It might seem a bit strange to think that Kool-Aid, the unofficial drink of American kids of all ages, is turning a grandfatherly 75 this year.
But not a hint of gray can be found among its 22 flavors.
In fact, after three quarters of a century, it has never been more popular: 563 million gallons swigged a year, a loyal following of Web-based "Koolectors" and a museum exhibit set to open in its hometown of Hastings, Neb., this week.
How have cheap packets of sweet, flavored powder quenched Americans' thirst for generations?

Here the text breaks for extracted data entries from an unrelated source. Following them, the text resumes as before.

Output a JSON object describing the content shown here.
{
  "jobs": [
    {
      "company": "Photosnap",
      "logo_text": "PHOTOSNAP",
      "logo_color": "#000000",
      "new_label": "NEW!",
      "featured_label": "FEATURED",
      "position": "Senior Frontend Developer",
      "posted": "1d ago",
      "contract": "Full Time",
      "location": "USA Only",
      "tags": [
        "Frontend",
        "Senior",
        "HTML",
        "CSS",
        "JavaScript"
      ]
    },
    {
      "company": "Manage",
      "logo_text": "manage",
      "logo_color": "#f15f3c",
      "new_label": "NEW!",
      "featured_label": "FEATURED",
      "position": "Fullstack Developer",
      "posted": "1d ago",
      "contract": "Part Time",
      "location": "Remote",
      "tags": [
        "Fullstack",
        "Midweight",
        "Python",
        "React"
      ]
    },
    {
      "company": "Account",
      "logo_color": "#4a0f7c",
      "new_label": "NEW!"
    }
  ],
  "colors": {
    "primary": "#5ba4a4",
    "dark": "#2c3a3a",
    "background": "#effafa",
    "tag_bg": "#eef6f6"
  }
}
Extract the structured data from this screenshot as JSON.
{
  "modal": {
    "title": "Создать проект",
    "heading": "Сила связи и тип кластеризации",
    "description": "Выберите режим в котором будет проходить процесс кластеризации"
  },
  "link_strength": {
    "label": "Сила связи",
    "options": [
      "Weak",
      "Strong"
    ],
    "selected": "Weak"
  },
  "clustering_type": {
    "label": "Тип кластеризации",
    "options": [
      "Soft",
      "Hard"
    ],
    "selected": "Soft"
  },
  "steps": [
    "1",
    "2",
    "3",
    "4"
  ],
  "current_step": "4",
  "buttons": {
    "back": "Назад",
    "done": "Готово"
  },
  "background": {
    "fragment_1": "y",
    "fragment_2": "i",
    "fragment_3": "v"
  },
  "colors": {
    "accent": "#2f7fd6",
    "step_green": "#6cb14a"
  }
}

"It's easy, it's fun, kids identify with it," said Mark Summers, host of Food Network's Unwrapped show, which dissects the makings of junk food, sweets and soft drinks. "And it's nostalgia. I think anything that brings you back to your childhood, whether you had a lemonade stand or a Kool-Aid stand, it was all of our real first jobs in all probability."
Kool-Aid's rotating wheel of flavors has fit perfectly into the pop-culture landscape, whether it was Scary Black Cherry for Halloween, Mandarina-Tangerine (the first bilingual Kool-Aid package) or the new Harry Potter-inspired Magic Twist flavored powder that changes color when mixed with water.
Over those 75 years, American children have donned Kool-Aid mustaches of more than 64 flavors. Some flavors keep coming back with new names. Others are gone for good - and some fans still pine for them.
"I drank Sharkleberry Fin until they discontinued it," said Donovan Baker, 33, from Galesburg, Ill. "I still have four cases in the house. It's like champagne around here."
After Kool-Aid retired Sharkleberry Fin - a kind of banana-strawberry blend - in 1994, Mr. Baker tried to duplicate it by mixing other flavors together.
"But it doesn't come out as good as it should," he said.
So he trades for rare and discontinued packs on a Kool-Aid trading Web site, members.tripod.com/(tilde)NightGarden/katrade.htm. In addition to the coveted Sharkleberry Fin, two of the scarcest flavors come from the early 1940s: Golden Nectar and Pineapple Grapefruit.
It's one of several Internet sites, including the auction site eBay, offering Kool-Aid products and information.
Not bad for some colorful powder with a kamikaze pitcher as its pitchman.
Kool-Aid - which Nebraska dubbed the official state drink in 1998 - will get its own museum exhibit this summer. The fiberglass Kool-Aid Man suit that crashed through walls in the first commercials will be among the paraphernalia on display starting Thursday at the Hastings Museum, which is honoring Kool-Aid and its creator, Edwin Perkins, a former Hastings resident who died in 1961.
"We're the last link that knew him personally," said Sue Uerling, the museum's director of development and marketing. "He's truly an American story. He really was someone who had a vision from such an early age of what his life was going to be like."
As a result, his creation has become a piece of Americana.
"I find it fascinating to go to the fridge every now and then to find a container of that stuff there," Mr. Summers said. "But you know, the cherry really is pretty good. It just doesn't make any sense at this point in our lives, but sure enough, it's still there."